Since 2017, the Chinese government has run a massive program to detain and persecute well over 1 million Uighurs and other Muslims and Turkic language speakers in China's largest province, the Xinjiang Uighur Autonomous Region (XUAR). The program uses many methods to eliminate the identity and way of life of these people. Aside from running the largest internment program of an ethnic and religious group since the Holocaust, China has broadly deployed state-of-the-art surveillance hardware and artificial intelligence software to thoroughly monitor the lives of these people at home, in public and in their personal communications. Family separation, denial of religious freedom and forced labor are woven together in this massive assault on human rights.
Until recently, most attention to this problem has focused on detention and forced labor in the XUAR and its role in the production of cotton, textile and garments. The Chinese government itself projected there would be more than 1 million low-wage garment and textile workers in the XUAR by 2023. It's now clear that the Chinese government is also exporting this model of cultural eradication by detention and forced labor in many industries to other provinces. More than 80,000 Uighurs were transferred out of the XUAR to work in factories across China between 2017 and 2019.
Because of the climate of repression, fear and social control in the XUAR and within the Uighur community both inside and outside the region by the Chinese government, human rights due diligence in supply chains cannot be conducted. Likewise, China has not allowed the United Nations or other credible international organizations or press to monitor the situation on the ground. The only way to prevent these forced labor practices from tainting global supply chains and limit the Chinese government’s ability to profit from this is for countries and companies both to require an end to the production and sourcing of goods from the region in trade and throughout supply chains.
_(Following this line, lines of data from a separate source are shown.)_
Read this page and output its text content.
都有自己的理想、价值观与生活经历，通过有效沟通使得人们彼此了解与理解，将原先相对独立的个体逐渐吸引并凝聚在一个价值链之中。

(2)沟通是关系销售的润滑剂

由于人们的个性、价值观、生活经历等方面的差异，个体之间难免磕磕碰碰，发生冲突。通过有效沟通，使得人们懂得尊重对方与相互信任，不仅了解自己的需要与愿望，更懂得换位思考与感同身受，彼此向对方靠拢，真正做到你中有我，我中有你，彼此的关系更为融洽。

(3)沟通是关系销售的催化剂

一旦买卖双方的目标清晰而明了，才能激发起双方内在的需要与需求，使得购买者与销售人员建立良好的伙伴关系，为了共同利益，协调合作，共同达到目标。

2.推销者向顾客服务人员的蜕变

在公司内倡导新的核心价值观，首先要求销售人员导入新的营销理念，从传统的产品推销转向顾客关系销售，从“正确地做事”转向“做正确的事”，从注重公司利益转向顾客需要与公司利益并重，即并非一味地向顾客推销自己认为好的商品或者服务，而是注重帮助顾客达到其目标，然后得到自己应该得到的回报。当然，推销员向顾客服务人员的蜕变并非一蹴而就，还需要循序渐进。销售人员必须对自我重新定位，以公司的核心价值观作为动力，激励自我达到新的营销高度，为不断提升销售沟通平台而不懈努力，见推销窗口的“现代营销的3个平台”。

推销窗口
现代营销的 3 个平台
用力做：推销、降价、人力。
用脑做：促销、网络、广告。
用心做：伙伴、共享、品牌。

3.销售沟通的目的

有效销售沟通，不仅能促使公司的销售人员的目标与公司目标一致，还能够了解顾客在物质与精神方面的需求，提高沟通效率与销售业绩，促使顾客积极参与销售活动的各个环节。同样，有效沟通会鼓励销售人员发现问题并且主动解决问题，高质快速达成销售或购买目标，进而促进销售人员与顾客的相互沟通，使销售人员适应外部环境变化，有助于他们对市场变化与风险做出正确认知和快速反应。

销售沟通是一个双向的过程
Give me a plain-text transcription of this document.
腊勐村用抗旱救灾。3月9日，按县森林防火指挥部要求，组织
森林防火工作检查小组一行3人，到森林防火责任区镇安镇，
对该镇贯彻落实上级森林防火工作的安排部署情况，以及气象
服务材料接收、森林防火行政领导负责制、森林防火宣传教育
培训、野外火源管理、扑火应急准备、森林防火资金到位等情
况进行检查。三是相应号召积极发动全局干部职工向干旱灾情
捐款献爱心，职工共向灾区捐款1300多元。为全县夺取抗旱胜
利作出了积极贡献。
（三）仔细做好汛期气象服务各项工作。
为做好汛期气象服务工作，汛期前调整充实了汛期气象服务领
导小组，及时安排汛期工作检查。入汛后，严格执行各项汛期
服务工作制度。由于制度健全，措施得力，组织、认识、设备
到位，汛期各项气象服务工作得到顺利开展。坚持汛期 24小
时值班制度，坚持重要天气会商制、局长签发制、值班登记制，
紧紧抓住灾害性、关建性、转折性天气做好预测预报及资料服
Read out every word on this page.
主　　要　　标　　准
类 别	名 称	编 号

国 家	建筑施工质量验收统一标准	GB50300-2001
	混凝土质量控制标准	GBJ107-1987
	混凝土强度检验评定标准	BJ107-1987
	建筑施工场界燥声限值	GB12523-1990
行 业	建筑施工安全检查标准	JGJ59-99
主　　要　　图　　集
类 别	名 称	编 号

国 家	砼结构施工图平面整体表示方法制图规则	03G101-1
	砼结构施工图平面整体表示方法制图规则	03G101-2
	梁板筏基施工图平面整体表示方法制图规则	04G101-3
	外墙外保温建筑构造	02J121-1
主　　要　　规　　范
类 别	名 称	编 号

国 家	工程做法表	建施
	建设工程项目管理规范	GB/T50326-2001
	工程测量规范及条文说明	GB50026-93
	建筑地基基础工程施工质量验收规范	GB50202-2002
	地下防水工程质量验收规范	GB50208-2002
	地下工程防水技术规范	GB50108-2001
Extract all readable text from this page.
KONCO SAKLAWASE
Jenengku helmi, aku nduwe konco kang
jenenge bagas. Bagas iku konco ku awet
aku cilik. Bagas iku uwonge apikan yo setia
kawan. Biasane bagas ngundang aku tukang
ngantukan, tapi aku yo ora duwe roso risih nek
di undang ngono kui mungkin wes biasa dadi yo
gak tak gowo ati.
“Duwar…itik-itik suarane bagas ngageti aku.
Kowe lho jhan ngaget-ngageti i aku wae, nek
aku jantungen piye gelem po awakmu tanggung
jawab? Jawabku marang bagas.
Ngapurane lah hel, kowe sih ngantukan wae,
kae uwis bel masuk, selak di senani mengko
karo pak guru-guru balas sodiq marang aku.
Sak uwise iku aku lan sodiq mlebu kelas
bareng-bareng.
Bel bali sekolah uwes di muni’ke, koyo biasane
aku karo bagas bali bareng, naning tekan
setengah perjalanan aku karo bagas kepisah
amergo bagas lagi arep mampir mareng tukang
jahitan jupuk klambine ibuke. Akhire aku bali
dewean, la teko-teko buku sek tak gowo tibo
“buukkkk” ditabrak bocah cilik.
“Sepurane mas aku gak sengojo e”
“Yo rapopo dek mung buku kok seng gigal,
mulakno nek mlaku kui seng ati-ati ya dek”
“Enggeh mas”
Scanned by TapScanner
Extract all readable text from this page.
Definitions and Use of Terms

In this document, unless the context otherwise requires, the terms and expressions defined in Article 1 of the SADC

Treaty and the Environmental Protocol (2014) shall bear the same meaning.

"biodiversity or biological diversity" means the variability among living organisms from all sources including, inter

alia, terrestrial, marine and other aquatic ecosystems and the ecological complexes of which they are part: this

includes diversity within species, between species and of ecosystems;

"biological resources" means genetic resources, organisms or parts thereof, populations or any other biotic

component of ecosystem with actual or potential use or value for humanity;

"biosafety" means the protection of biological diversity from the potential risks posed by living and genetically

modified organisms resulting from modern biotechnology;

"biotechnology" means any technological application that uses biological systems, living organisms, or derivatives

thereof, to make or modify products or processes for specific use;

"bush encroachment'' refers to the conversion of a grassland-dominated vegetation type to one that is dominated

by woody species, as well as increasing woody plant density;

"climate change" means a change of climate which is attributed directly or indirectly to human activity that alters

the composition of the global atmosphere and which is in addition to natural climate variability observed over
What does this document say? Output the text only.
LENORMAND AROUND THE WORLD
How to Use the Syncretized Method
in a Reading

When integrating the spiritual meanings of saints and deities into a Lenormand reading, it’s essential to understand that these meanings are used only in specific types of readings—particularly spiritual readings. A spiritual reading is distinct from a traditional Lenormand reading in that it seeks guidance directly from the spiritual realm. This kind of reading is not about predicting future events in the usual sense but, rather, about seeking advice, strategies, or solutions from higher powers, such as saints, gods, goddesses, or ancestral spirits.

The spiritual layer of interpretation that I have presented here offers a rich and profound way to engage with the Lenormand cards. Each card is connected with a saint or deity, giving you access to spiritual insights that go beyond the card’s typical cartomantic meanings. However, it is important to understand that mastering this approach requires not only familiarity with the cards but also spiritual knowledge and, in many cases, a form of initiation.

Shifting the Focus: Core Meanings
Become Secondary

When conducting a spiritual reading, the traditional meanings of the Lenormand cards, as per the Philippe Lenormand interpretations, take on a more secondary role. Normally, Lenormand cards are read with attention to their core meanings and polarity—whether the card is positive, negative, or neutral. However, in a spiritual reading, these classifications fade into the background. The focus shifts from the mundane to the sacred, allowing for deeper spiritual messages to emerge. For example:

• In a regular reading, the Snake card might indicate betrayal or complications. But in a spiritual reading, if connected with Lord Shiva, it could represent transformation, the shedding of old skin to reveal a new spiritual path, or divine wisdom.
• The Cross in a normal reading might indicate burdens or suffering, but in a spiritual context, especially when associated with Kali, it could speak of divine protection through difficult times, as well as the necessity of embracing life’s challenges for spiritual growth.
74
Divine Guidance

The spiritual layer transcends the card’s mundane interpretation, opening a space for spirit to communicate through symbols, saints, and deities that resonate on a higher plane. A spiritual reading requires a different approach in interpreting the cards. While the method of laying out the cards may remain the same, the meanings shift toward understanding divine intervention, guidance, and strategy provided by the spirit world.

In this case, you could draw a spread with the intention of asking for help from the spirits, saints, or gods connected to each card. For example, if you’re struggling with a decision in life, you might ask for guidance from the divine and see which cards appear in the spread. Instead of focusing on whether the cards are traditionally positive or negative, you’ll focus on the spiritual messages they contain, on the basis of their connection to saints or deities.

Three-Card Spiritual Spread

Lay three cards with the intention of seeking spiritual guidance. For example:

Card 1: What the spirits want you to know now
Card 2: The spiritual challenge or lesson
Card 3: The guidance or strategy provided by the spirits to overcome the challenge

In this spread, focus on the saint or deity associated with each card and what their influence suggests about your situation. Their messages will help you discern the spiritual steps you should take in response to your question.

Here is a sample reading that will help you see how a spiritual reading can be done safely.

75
China has a long record of documented worker and human rights violations. But even in this horrendous context, the extreme gravity, scale and scope of this program to consolidate state power and enrich companies through a model that rests on massive human rights violations stands out. Aside from the Chinese government and state-run companies, an overwhelming number of multinational corporations from around the world are implicated in and profit from this web of tainted commercial relationships. There is no debate about the gravity and scale of the abuse: The time has come to act to end it.
Since November 2019, the AFL-CIO has been a leading convener of a broad coalition of workers and human rights groups and organizations representing the Uighur community in the United States and globally. We have brought the International Trade Union Confederation and human rights groups based in Europe to this coalition, working to develop strategies that pressure major multinationals, engage multilateral organizations like the International Labor Organization and coordinate trade-based mechanisms to change these policies of the Chinese government. While the coalition’s timeline has been changed since mid-March to address the many challenges of the COVID-19 pandemic, the need to resume this work is clear.
For these reasons, the AFL-CIO will advocate for and support U.S. trade action and legislation to end these abuses, and work with the global labor and human rights movements to press multilateral institutions to restore the human and worker rights of affected communities in the XUAR. We will continue to work to change corporate purchasing practices in global supply chains to eliminate any use of suppliers that are part of this system. We will demand effective enforcement of U.S. and international laws prohibiting the use of forced labor in imported goods.
In Congress, two bills are advancing toward law. On May 14, the U.S. Senate passed the Uyghur Human Rights Policy Act of 2020 by unanimous consent, an important first step to a more comprehensive policy response. This legislation endorses targeted sanctions on culpable Chinese government officials, and creates a mandate for reports on human rights abuses in the Uighur region and on Chinese government harassment of Uighurs living inside the United States. The Uyghur Forced Labor Prevention Act, introduced in the House and Senate in March, established a presumption of forced labor for all goods produced in the XUAR, placing the burden on companies to demonstrate that goods imported from there to the United States are not the product of forced labor. Currently, we are working with the XUAR coalition to ensure passage of these bills in both houses and send a clear message to the Trump administration. At the same time, we are working in coalition internationally so meaningful sanctions cannot be dismissed as a unilateral U.S. policy.
Action against profiteering from forced labor is critical. But the AFL-CIO will work to end human rights and workers’ rights abuses by the Chinese government in all forms. Any version of globalization that fails to act in the face of the repression seen in the XUAR and suffered by Uighur communities will never be accepted by the global labor and human rights movement.